Production and Decay of Strange Particles

The Outer Limits (1963)

Production and Decay of Strange Particles, written and directed by Leslie Stevens.

A tale ripped from recent scientific literature: experimenting with subatomic particles collected from distant mysterious quasars, the scientist at the atomic lab has opened a breach to another dimension and these energetic particles are taking over the staff and melting anything that gets in their way. They always form a chain of beings: chain reaction!

Our scientist has called up what he cannot put down again, which Lovecraft would have warned him against. He falters badly until his brave and loyal wife stiffens him up and he cobbles together the necessary bomb.

Awkward and padded, but consistently menacing. No one likes trouble at the atomic lab. We spend a lot of time messing with radiation suits and hauling around lead shielding. The explosion at the end involves a time-reversal effect, so the explosion didn't really happen but solved the problem anyway.

Filling in some time there is a remarkably eerie sequence: for some reason the particle-beings are hauling the bomb back into their works and as it passes all face and sort of salute it, as if it were a holy relic.

Tales of mystery and imagination are always going to the boundaries: first unexplored continents, then the ocean floor and outer space, and finally other dimensions and the "quantum realm" of the Marvel universe. What is happening in the depths beneath matter: that is always going to be strange.

Returning: George Macready from The Invisibles, Robert Fortier from Controlled Experiment, and Allyson Ames from The Galaxy Being.

Leonard Nimoy is one of the lab technicians: don't get attached to him.

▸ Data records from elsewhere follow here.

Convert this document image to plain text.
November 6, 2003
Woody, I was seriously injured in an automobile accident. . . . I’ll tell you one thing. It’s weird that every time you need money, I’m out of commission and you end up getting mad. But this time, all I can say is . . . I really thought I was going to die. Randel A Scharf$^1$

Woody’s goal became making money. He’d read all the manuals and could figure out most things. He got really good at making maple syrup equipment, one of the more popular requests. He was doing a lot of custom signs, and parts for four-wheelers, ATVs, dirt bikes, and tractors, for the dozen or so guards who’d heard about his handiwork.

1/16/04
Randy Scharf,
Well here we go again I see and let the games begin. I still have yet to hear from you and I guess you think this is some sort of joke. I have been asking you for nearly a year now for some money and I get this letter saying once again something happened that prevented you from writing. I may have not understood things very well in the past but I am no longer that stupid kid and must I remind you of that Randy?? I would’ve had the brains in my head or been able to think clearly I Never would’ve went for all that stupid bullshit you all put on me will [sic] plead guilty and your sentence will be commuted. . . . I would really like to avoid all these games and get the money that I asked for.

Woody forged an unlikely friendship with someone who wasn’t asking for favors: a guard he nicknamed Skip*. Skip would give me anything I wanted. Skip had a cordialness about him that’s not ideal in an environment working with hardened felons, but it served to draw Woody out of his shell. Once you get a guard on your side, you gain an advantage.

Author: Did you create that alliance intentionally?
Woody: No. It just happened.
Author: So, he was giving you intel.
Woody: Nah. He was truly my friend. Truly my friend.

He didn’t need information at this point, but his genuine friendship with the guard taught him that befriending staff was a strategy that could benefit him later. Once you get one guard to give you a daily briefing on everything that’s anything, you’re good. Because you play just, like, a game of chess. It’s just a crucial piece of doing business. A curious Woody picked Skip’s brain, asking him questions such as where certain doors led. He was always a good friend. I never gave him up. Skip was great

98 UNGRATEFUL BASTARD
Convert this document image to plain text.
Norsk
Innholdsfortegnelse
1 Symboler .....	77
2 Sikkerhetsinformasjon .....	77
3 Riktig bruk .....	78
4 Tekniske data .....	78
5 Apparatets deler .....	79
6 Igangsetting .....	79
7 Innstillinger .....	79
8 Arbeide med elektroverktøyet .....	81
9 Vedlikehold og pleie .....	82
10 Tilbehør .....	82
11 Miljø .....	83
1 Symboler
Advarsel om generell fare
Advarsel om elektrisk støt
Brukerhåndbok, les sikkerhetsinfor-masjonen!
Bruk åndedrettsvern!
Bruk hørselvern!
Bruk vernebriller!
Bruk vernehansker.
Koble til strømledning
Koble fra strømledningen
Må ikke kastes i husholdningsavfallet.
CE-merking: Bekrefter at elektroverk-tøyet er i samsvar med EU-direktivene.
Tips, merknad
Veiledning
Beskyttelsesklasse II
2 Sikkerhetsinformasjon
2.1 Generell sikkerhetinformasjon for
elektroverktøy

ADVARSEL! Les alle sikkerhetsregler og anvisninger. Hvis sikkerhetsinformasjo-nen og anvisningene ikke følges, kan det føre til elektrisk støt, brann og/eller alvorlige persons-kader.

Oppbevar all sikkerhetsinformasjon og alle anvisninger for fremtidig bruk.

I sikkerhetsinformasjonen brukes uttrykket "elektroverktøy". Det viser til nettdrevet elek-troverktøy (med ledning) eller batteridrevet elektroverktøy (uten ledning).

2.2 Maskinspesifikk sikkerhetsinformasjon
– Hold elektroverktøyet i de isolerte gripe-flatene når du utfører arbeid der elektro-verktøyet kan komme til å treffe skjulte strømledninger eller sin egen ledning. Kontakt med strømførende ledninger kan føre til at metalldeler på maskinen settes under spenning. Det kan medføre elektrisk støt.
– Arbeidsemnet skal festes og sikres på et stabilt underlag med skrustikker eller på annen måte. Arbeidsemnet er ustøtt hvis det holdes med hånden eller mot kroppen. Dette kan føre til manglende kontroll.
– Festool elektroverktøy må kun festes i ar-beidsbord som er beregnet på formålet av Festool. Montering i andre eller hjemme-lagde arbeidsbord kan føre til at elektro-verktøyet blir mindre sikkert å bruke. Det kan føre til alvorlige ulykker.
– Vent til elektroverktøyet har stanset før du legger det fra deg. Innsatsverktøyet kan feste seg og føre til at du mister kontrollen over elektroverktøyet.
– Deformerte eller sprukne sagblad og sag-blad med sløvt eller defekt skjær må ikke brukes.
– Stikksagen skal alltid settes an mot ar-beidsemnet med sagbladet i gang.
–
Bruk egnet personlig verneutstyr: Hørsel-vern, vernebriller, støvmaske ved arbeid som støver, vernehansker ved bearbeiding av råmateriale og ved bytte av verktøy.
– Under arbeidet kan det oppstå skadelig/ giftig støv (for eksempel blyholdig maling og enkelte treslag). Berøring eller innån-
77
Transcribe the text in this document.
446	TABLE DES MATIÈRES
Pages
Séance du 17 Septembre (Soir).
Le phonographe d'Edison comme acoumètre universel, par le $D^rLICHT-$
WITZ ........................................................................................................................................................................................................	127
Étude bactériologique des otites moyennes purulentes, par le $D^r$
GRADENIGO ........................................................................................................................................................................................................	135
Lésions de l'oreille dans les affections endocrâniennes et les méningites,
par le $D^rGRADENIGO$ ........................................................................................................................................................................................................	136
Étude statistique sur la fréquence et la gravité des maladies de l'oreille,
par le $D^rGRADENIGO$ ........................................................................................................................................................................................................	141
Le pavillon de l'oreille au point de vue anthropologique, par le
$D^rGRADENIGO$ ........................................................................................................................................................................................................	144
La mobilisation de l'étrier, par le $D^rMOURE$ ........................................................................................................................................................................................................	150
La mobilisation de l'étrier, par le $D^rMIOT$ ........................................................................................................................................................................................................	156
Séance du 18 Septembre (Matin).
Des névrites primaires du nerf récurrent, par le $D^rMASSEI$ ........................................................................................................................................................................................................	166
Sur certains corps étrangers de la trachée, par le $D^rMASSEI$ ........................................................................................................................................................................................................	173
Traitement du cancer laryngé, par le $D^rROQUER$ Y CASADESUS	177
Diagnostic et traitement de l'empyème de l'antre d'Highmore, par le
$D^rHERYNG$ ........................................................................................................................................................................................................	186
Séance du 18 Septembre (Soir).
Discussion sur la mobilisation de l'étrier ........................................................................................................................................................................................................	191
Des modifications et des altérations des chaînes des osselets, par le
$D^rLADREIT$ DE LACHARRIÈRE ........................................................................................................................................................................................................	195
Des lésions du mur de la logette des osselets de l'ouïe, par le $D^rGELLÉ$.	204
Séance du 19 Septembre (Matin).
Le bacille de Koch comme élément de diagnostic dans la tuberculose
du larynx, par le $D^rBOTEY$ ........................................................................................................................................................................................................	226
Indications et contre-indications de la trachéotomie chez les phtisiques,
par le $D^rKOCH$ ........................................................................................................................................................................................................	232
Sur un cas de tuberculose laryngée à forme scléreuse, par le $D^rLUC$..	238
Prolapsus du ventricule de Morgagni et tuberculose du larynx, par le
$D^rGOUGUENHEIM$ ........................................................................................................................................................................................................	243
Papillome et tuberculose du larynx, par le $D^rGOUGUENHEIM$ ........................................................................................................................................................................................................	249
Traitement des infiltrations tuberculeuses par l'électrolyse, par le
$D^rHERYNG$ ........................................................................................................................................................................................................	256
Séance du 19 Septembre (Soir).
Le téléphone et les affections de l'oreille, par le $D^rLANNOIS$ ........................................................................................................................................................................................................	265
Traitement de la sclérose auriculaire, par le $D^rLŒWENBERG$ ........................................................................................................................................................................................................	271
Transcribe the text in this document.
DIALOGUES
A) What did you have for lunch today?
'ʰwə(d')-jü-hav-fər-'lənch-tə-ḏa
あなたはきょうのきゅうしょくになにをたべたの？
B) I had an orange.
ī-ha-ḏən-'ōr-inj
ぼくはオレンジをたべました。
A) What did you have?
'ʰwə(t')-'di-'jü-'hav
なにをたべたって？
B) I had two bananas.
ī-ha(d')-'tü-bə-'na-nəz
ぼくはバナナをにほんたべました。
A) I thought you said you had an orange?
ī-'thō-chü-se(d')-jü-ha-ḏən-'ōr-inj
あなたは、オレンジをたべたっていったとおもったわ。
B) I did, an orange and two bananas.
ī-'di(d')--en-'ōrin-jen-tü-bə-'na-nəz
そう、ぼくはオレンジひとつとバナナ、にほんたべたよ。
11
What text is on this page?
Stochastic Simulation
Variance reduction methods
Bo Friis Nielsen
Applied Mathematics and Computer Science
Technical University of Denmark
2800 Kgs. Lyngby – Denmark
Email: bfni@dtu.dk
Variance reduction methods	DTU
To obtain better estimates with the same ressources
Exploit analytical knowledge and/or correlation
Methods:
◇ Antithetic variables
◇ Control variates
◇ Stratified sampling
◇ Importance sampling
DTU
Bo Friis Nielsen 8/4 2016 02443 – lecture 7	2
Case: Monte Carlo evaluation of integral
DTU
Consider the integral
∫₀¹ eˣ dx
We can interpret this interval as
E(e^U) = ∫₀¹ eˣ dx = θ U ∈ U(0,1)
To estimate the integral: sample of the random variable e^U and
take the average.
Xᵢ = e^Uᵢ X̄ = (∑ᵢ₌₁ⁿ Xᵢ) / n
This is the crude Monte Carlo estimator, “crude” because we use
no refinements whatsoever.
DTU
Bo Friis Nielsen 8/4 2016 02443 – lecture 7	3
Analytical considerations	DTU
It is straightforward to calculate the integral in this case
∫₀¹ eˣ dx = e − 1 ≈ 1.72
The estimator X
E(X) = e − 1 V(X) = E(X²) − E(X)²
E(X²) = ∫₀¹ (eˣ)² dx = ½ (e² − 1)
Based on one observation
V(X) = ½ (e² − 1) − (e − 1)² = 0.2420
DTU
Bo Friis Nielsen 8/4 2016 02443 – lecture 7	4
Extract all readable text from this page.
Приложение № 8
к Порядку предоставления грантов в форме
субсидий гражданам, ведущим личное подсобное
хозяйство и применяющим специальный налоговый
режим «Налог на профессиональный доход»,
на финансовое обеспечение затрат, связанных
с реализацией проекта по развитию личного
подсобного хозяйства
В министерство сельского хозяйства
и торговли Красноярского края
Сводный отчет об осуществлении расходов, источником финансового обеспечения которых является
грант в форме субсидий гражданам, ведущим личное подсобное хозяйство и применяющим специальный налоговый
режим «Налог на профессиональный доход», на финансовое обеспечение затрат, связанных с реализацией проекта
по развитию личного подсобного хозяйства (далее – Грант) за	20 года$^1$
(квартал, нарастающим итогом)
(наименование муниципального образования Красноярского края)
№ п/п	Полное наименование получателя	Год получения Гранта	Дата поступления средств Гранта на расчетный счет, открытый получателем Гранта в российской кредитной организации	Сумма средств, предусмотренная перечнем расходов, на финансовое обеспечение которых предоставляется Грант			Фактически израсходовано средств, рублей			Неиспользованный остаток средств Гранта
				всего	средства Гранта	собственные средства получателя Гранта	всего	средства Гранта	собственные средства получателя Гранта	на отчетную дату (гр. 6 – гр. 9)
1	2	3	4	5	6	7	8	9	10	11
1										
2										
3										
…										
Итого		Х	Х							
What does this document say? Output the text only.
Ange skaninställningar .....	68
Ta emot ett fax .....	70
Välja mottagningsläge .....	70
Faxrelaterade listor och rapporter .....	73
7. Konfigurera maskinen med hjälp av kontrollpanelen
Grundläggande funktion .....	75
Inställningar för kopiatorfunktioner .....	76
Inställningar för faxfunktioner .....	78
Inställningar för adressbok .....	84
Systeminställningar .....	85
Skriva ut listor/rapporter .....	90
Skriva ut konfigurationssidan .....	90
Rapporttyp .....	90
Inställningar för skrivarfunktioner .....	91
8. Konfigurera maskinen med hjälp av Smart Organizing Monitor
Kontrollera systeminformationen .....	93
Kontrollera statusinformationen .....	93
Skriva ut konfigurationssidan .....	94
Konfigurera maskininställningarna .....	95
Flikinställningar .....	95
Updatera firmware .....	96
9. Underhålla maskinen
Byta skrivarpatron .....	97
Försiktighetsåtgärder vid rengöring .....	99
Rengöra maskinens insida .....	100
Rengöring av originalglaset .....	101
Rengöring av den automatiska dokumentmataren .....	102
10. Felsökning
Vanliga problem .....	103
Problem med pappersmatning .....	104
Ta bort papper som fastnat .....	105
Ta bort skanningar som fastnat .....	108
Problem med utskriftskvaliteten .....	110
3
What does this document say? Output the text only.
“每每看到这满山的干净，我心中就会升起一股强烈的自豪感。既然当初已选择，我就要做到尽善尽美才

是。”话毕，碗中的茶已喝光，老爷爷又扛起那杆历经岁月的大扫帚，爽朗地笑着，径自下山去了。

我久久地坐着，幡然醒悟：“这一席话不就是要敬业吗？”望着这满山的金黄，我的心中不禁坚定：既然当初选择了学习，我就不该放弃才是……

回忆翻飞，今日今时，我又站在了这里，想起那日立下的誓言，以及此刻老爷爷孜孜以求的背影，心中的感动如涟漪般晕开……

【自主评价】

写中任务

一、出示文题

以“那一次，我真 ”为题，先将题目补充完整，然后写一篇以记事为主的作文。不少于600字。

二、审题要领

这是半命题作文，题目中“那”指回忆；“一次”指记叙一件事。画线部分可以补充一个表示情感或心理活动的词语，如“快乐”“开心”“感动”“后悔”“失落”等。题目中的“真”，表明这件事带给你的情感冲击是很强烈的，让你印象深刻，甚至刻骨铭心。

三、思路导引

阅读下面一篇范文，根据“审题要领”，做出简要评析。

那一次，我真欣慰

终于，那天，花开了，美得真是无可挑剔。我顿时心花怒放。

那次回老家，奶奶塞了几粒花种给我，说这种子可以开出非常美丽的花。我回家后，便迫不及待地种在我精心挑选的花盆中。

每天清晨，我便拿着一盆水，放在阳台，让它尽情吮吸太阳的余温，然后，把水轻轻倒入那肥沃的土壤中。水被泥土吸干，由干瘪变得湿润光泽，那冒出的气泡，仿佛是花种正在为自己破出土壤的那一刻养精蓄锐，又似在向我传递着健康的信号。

Photographed by Kenneth Peach. Dominic Frontiere really kicks up the tension and climax music (which has to go on a long time to cover the padded action).

The Blu-ray commentary track by Tim Lucas offers an intriguing speculation: that this episode was written so quickly and under such stress by Leslie Stevens that it is almost automatic writing, revealing much autobiographical detail.

Like our scientist the author doubts his own powers and his ability to wrestle these strange elements into a coherent story.

This episode was his last contribution to the series he created.